The dynamics of tail events are complicated by the fact that they result from cascades of other unlikely events. When COVID-19 first struck, the stock market suffered stunning losses followed by an equally stunning recovery. Some of these dynamics are potentially attributable to former sports bettors, with no sports to bet on, entering the market as speculators rather than investors.
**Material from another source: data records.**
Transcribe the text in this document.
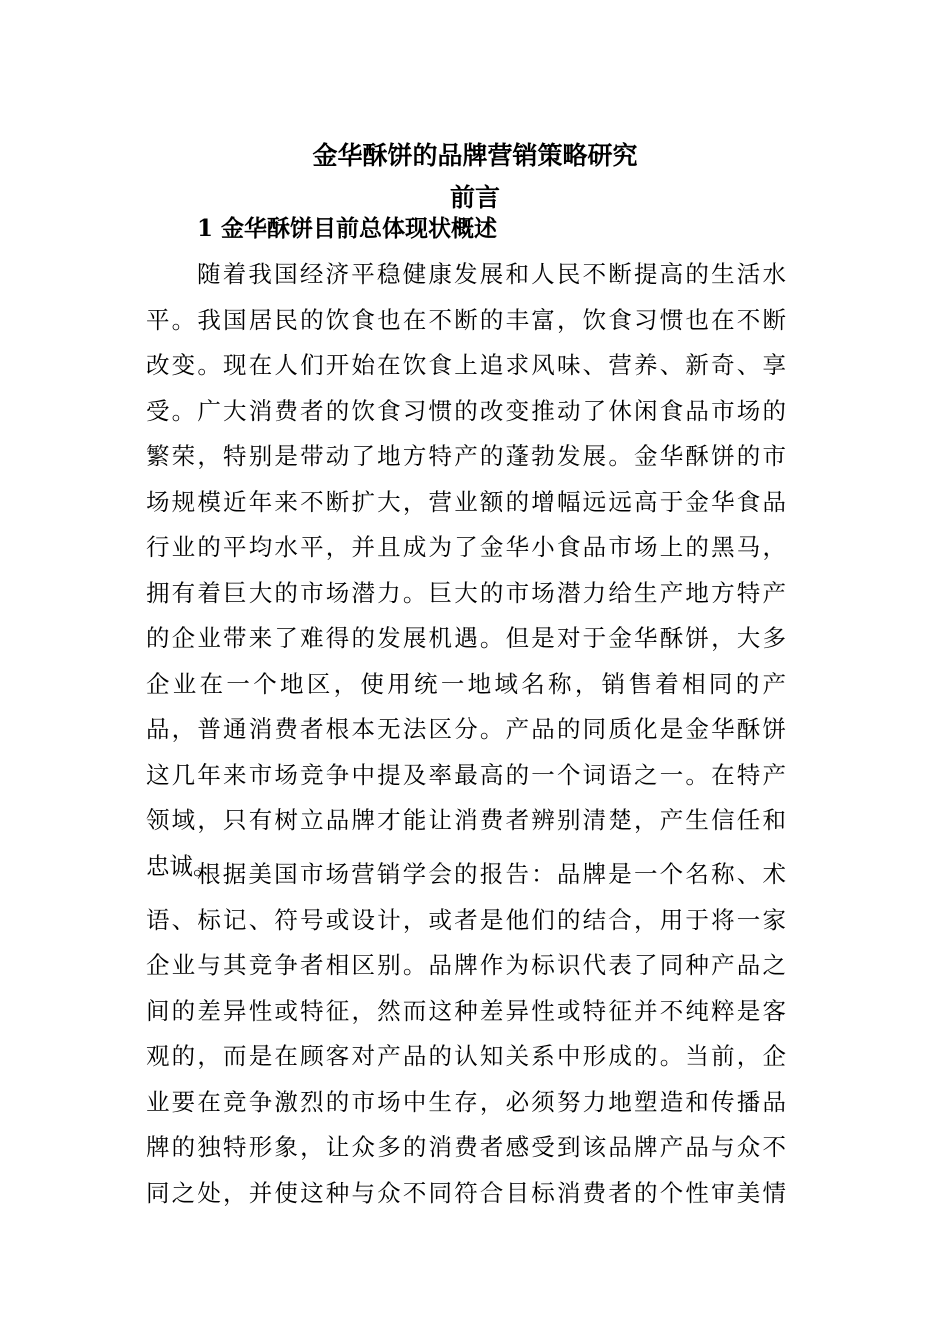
金华酥饼的品牌营销策略研究
前言
1 金华酥饼目前总体现状概述
随着我国经济平稳健康发展和人民不断提高的生活水
平。我国居民的饮食也在不断的丰富，饮食习惯也在不断
改变。现在人们开始在饮食上追求风味、营养、新奇、享
受。广大消费者的饮食习惯的改变推动了休闲食品市场的
繁荣，特别是带动了地方特产的蓬勃发展。金华酥饼的市
场规模近年来不断扩大，营业额的增幅远远高于金华食品
行业的平均水平，并且成为了金华小食品市场上的黑马，
拥有着巨大的市场潜力。巨大的市场潜力给生产地方特产
的企业带来了难得的发展机遇。但是对于金华酥饼，大多
企业在一个地区，使用统一地域名称，销售着相同的产
品，普通消费者根本无法区分。产品的同质化是金华酥饼
这几年来市场竞争中提及率最高的一个词语之一。在特产
领域，只有树立品牌才能让消费者辨别清楚，产生信任和
忠诚。
根据美国市场营销学会的报告：品牌是一个名称、术
语、标记、符号或设计，或者是他们的结合，用于将一家
企业与其竞争者相区别。品牌作为标识代表了同种产品之
间的差异性或特征，然而这种差异性或特征并不纯粹是客
观的，而是在顾客对产品的认知关系中形成的。当前，企
业要在竞争激烈的市场中生存，必须努力地塑造和传播品
牌的独特形象，让众多的消费者感受到该品牌产品与众不
同之处，并使这种与众不同符合目标消费者的个性审美情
The arrival of these new players might have increased inefficiencies and allowed savvy long-term investors to gain an edge over bettors with different goals. . . .
One reason a first-order tail event can induce further tail events is that it changes the perceived costs of our actions and changes the rules that we play by. This game-change is an example of another key complex systems concept: nonstationarity. A second, canonical example of nonstationarity is adaptation, as illustrated by the arms race involved in the coevolution of hosts and parasites [in which] each has to 'run' faster, just to keep up with the novel solutions the other one presents as they battle it out in evolutionary time.
The passage suggests that contact tracing apps could inadvertently raise risky interactions by altering local behaviour. Which one of the assumptions below is most necessary for that suggestion to hold?
The passage explains that when people make sensible choices individually, these actions can add up and create unexpected group results. For contact-tracing apps to increase risky interactions, people’s actions need to affect each other rather than being independent. To check if an assumption is necessary for this argument to hold true, we can use the negation test.
Option A says most users stop using the app quickly, so only highly exposed users remain, which stops any big changes in movement patterns. Even if this happens, the main concern of the passage still stands, because the argument is about how people’s behaviours interact, not about participation bias cancelling effects. The claim does not depend on early uninstallation stopping feedback, so this assumption is not necessary.
Option B says people change their movement partly because of infection information and partly because of what others do, so many small actions add up. If this were not true, and people made decisions on their own without reacting to others, then local changes from the app would not build into the group patterns the passage warns about. The whole process described in the passage would not work. So, this assumption is necessary.
Option C says the app alerts are always perfectly accurate and real-time for everyone. The passage does not rely on perfect technology; it relies on how people react. Even if the information is not exact or is delayed, it can still affect movement choices and create feedback effects. So, the argument does not need this condition to be true, and hence it isn't a necessary assumption.
Option D says that urban movement is uniform and predictable, leaving little room for interdependent behaviour. If this were true, cascading effects would be unlikely, but the passage clearly assumes the opposite: that behaviour is responsive and interlinked. Since the argument does not require uniformity and would actually be undermined by it, this assumption is also not necessary.
Hence, option B is the correct choice.